Yahya H. Ibrahim, president of the Somali International University in Mogadishu, agrees. “Every time before you go from your home,” he says, “you have to look at the two sides of your gate. You change your route to work every day.”
The experience of violence is immediate and real for locals. In an interview with World Politics Review, Mogadishu resident Aden Muhayden Salad says he experienced several al-Shabab attacks. “The latest was a suicide attack by al-Shabab against a government building this year. I was driving near the government building attacked by the militants with a car bomb and guns. I got out of my car and took cover in a nearby complex. When I came out I saw dead bodies and body parts lying on the ground.”

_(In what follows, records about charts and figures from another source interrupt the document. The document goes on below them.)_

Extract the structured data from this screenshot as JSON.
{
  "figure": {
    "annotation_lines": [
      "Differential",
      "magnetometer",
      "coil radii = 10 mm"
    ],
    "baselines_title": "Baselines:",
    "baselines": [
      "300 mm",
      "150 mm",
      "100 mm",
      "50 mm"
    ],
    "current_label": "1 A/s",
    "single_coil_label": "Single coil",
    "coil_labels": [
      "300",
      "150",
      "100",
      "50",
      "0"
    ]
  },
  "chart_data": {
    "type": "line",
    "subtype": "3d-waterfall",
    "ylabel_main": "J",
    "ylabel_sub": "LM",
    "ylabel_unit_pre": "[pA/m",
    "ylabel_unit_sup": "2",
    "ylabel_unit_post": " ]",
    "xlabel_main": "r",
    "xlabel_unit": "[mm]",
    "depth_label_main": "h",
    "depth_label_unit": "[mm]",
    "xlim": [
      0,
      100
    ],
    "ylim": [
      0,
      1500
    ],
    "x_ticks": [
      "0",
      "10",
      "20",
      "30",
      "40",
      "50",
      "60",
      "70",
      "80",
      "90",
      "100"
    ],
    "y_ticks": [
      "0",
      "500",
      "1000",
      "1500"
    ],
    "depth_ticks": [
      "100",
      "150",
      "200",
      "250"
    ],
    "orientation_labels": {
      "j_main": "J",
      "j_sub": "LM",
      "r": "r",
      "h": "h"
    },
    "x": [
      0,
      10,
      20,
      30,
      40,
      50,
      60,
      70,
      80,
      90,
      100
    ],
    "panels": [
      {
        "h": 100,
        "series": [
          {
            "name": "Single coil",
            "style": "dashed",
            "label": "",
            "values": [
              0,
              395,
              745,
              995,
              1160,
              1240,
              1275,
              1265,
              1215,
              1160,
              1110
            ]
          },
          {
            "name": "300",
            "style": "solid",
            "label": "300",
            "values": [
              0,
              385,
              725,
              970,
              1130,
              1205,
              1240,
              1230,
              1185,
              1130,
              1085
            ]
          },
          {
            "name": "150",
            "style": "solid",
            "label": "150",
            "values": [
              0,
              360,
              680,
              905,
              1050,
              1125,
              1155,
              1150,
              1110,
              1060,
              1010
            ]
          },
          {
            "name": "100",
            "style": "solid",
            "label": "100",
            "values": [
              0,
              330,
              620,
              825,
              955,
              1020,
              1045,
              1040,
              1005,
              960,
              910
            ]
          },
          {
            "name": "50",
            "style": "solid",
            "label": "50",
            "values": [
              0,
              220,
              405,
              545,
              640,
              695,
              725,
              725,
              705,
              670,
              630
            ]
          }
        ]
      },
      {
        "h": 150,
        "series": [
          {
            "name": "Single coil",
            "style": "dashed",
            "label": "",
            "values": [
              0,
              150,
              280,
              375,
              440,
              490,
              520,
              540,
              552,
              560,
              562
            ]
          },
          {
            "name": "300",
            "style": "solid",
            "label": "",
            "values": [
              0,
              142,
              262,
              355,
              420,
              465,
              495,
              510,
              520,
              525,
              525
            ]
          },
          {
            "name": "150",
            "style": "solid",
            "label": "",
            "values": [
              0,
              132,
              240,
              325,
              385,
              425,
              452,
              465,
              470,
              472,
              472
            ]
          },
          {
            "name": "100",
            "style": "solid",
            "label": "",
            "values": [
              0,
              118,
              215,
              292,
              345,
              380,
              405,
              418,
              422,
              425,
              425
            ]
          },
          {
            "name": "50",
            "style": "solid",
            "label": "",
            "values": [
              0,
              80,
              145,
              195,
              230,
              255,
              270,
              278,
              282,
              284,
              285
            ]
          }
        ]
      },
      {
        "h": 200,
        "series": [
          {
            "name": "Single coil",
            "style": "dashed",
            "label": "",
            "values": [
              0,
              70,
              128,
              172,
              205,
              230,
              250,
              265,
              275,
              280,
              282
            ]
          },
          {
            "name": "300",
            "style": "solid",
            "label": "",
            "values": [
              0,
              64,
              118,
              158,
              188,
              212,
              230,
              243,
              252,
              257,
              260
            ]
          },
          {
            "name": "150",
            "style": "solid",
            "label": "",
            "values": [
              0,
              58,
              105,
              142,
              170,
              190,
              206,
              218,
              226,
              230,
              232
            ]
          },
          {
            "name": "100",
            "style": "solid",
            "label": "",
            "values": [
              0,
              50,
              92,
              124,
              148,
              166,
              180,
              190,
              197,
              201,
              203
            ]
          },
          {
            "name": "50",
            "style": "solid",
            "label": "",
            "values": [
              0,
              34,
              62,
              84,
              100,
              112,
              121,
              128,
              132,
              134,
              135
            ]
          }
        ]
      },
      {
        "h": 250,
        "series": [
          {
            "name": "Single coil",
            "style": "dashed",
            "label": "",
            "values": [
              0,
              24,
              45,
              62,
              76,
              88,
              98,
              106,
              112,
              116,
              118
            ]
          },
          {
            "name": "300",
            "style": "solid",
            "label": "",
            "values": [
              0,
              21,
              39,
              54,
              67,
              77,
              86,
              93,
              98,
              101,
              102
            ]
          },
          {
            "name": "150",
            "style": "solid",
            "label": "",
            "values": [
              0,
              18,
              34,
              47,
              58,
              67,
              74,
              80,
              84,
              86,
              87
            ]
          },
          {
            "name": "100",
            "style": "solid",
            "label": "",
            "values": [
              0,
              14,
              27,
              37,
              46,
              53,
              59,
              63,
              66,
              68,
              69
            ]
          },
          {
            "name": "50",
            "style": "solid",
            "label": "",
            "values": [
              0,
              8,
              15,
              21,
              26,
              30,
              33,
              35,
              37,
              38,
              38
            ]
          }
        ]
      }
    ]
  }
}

This type of “Mumbai-style” attack, which sees fighters attacking a building with bombs and firearms, has become a signature operation for al-Shabab. The most infamous example was the attack on the Westgate shopping center in Nairobi, Kenya. “It is a kind of suicide mission, they don’t plan to leave,” says Hansen. “They hold and kill as many as they can inside the building.”
Conclusion
None of the experts and locals interviewed by World Politics Review for this article thinks that a defeat of al-Shabab in the short term is realistic. They all agree that to achieve this goal, a military approach won’t suffice. “It’s about inclusive politics,” says Matt Bryden, a former coordinator of the U.N. Monitoring Group on Somalia, “both in the capital Mogadishu and in the emerging federal states.” Bryden makes clear that al-Shabab has never succeeded because of its own strength, but because of the weakness of its enemies.

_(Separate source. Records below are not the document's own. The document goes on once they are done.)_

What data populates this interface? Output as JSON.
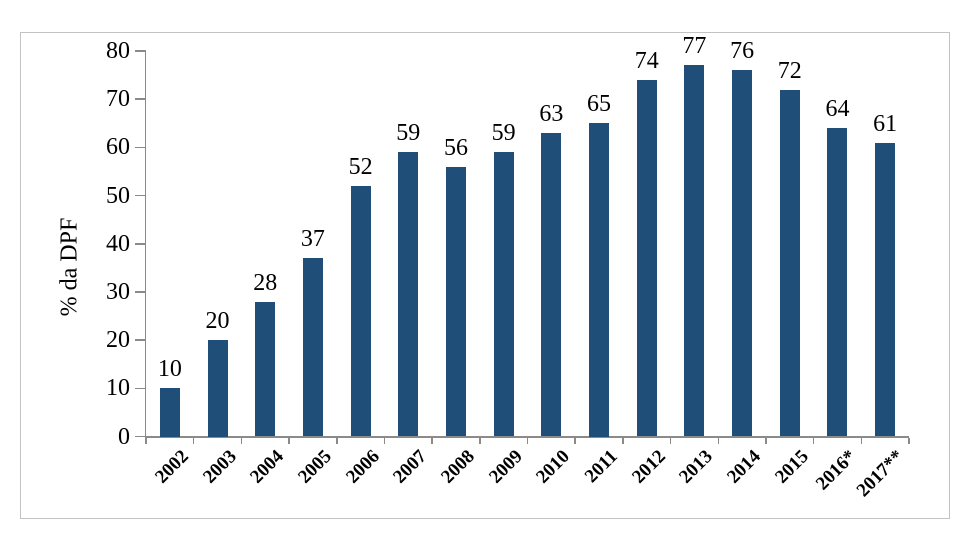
{
  "chart_data": {
    "type": "bar",
    "title": "",
    "categories": [
      "2002",
      "2003",
      "2004",
      "2005",
      "2006",
      "2007",
      "2008",
      "2009",
      "2010",
      "2011",
      "2012",
      "2013",
      "2014",
      "2015",
      "2016*",
      "2017**"
    ],
    "values": [
      10,
      20,
      28,
      37,
      52,
      59,
      56,
      59,
      63,
      65,
      74,
      77,
      76,
      72,
      64,
      61
    ],
    "data_labels": [
      "10",
      "20",
      "28",
      "37",
      "52",
      "59",
      "56",
      "59",
      "63",
      "65",
      "74",
      "77",
      "76",
      "72",
      "64",
      "61"
    ],
    "xlabel": "",
    "ylabel": "% da DPF",
    "ylim": [
      0,
      80
    ],
    "yticks": [
      0,
      10,
      20,
      30,
      40,
      50,
      60,
      70,
      80
    ],
    "grid": false,
    "legend": "none",
    "bar_color": "#1f4e79",
    "axis_color": "#8a8a8a",
    "text_color": "#000000",
    "frame_border_color": "#c3c3c3",
    "background_color": "#ffffff"
  }
}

Barnes agrees. “At the moment . . . the alternatives are no better” than al-Shabab, he says. Neither the federal government, nor the local clans and regional administrations can offer the Somali people security and a reliable framework. Instead of focusing too much on military solutions, he says, “more attention should be paid to the social context, why al-Shabab is so firmly rooted in Somalia.” For Western governments, this should include an honest assessment of their own involvement and allies in Somalia over the last decades.